The Militant (logo)  

Vol. 79/No. 6      February 23, 2015

 
(front page)
Chicago socialist mayor candidate
calls for solidarity with oil strike

 
BY ILONA GERSH
CHICAGO — Dan Fein, Socialist Workers Party candidate for mayor of Chicago, is kicking the socialist campaign into high gear heading towards the Feb. 24 election here. Over the last few days, Fein visited workers on Chicago’s southeast side; attended the Illinois Farmers Union convention in Altamont; joined striking oil workers on the picket line in Whiting, Indiana; and spoke on the challenges facing working farmers at a Feb. 8 Militant Labor Forum here.

Fein and a team of socialist campaigners went door to door Feb. 5 in a large high-rise apartment building in southeast Chicago.

“The Socialist Workers Party starts with how we can advance the common interests of workers and farmers against the blows of capitalism in crisis around the world,” Fein told Kathren Wallace, a retired airline worker. “Moscow sent troops and tanks to Ukraine, where mass mobilizations last year overthrew the regime there after decades of suffering under the Russian boot. I support the Ukrainian workers’ fight to remain free from Russian domination.”

Wallace asked about the killings and beheadings by the Islamic State in Iraq and Syria.

“Workers everywhere scored a victory against Islamic State when the Kurdish people defeated them in Kobani, Syria,” Fein said.

“Islamic State is trying to establish a brutally repressive Islamist capitalist government, but the toilers where they have taken over are resisting,” Fein said. “The Kurds, who have faced national oppression in Syria, Iraq, Iran and Turkey, have led the fight to beat them back.”

“U.S. imperialism is just looking for more control over the resources of the region,” Fein said. “They won’t play a progressive role in the Middle East either.”

Turning to U.S. politics, Fein said, “The Democrats and Republicans are the enemy of working people, they stand against our interests from Illinois to Cuba.
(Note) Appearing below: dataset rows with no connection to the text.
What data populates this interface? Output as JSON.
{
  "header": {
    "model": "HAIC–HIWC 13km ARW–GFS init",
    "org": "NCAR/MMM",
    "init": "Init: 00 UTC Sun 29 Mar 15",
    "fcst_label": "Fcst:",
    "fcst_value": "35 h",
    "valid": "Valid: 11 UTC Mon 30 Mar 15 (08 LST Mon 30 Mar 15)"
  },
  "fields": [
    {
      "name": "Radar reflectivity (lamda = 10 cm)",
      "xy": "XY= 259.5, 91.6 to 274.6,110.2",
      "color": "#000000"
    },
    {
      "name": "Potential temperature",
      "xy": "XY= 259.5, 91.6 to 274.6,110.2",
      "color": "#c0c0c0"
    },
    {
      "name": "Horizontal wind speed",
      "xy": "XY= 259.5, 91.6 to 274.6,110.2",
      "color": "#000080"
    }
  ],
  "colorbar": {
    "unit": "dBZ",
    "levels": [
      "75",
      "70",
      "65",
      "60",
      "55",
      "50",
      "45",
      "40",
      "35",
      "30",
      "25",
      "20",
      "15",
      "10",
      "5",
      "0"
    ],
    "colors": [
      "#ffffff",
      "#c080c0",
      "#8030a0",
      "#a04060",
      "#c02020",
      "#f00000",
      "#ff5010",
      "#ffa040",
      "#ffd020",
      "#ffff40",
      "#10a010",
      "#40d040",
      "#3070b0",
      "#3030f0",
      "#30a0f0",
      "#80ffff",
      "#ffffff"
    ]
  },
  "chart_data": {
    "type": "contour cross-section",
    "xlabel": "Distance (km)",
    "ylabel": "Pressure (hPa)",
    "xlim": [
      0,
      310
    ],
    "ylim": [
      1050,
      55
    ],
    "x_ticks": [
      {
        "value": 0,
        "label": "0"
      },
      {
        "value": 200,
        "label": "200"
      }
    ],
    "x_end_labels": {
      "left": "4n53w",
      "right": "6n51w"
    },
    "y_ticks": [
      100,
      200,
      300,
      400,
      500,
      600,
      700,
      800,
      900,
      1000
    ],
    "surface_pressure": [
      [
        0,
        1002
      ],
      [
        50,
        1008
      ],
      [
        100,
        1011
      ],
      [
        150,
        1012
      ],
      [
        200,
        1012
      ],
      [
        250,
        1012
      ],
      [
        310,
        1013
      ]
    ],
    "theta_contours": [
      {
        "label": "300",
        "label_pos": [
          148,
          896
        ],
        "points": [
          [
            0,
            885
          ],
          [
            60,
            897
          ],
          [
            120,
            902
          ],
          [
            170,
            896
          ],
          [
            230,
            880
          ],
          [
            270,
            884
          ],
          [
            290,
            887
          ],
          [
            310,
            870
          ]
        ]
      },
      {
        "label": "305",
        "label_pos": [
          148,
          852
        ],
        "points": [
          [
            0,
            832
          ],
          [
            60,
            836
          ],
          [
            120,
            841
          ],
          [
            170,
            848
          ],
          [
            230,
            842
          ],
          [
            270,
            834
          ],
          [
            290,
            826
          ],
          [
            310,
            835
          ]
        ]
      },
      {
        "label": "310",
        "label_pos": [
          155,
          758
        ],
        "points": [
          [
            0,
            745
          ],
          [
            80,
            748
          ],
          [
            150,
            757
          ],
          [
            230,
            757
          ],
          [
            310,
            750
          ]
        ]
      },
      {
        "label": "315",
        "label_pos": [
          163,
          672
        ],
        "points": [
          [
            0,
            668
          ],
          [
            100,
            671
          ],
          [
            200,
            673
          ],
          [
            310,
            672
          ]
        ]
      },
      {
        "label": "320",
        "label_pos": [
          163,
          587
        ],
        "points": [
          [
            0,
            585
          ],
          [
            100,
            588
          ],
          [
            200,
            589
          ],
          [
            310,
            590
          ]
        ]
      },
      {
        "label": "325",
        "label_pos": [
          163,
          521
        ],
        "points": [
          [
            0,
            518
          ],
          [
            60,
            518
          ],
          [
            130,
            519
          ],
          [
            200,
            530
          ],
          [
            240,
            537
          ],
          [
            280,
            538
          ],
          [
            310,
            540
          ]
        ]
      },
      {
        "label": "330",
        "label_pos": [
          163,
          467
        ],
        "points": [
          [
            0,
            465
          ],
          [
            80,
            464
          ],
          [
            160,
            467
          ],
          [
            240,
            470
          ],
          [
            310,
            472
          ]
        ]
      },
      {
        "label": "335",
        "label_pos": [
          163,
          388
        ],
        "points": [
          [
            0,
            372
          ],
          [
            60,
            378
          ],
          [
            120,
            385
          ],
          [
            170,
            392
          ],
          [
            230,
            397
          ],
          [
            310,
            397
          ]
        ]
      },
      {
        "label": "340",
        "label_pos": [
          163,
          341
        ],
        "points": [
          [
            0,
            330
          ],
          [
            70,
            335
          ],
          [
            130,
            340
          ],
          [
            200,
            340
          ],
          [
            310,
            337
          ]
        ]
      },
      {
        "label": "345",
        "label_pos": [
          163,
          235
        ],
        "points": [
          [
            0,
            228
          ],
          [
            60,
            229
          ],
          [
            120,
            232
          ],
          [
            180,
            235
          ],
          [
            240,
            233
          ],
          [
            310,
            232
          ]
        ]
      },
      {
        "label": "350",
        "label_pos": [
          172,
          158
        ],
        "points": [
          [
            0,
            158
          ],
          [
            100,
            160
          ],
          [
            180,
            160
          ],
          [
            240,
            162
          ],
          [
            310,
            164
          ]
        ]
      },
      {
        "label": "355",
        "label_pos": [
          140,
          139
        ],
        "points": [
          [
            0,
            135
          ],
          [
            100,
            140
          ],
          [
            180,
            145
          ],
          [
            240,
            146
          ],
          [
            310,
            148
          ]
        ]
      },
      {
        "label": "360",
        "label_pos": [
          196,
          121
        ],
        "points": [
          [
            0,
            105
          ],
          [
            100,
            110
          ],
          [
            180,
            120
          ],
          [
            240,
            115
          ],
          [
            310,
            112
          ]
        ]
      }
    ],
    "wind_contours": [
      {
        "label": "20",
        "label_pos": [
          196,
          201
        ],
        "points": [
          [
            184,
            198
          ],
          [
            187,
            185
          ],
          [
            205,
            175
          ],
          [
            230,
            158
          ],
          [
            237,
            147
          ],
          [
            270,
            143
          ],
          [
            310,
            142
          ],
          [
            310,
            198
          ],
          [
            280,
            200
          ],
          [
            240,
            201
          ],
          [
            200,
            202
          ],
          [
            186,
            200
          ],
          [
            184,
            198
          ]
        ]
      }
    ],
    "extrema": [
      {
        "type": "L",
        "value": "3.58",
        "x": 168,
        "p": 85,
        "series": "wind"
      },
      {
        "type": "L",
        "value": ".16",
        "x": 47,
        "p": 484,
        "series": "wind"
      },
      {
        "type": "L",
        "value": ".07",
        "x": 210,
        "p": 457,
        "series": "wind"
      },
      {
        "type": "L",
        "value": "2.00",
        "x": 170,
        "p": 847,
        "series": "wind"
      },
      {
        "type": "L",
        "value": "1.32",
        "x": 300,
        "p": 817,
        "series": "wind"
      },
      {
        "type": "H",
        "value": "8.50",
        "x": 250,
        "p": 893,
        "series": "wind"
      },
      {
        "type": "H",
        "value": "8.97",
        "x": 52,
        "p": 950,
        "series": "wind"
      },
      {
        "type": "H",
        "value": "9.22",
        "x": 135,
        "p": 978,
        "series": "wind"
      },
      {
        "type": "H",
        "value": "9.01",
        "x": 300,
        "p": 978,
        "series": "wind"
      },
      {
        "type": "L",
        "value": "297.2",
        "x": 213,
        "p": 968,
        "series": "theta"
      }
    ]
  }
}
We think working people need to take political power.”

“I agree about the rich. They can walk about as if there are no problems,” Wallace said.

“Workers and farmers face the same enemy,” Fein told Lynn and Pat Tappendorf at the Illinois Farmers Union convention Feb. 7. “The ruling propertied families and their drive for profits are responsible for the attacks we both face.”

“Yes, there are only three or four elevators in my county, and they control the prices we get,” agreed Lynn Tappendorf, who grows corn and soybeans on 1,250 acres, with help from his wife, Pat, and his son Simon.

Fein explained how the Socialist Workers Party is urging workers, farmers and others to join in solidarity with refinery workers on strike against BP in Whiting and other refineries across the country. “This is the first national oil workers strike since 1980, and the key issue is safety on the job.”

“The SWP joined the big farm protests and tractorcades to Washington, D.C., in 1980 too,” Fein said.

“I remember that,” Lynn Tappendorf said. “I was only 15 years old. I was in high school. I didn’t go, but I remember it.”

The Tappendorfs got a subscription to the Militant and invited Fein to come down to their farm to continue the discussion.

Fein joins oil workers pickets
The following morning Fein joined members of United Steelworkers Local 7-1 on strike at the Whiting refinery. Nearly 1,100 workers there along with oil workers at 10 other plants nationwide walked out over safety and forced overtime. Strikers gave Fein a ride from the union hall to one of the 12 picket lines. The shuttle driver got out and introduced Fein as a mayoral candidate there to support the strike.

“Safety is an issue that only the workers will seriously fight for. Your strike deserves the support of all working people,” Fein said. “Yesterday I spoke with farmers in Illinois and told them they had a stake in your struggle.”

That afternoon Fein joined Randy Jasper, a grain farmer from Muscoda, Wisconsin, at a Militant Labor Forum in Chicago to speak on the need for family farmers and workers to build a fighting alliance against attacks from the propertied rulers.

Advancing the worldwide struggle for socialism necessitates closing the enormous gap between social conditions facing working people in imperialist countries and in the semicolonial world, Fein said. Fighting to expand electrification there to allow for reading, culture and collaboration after the sun goes down is a precondition for advancing working-class solidarity and common battles.

Jasper, who has visited Cuba three times in recent years, said he saw for himself how revolutionary Cuba is an example for U.S. farmers. Farming there is organized to provide food for the population, he said, not to make profits.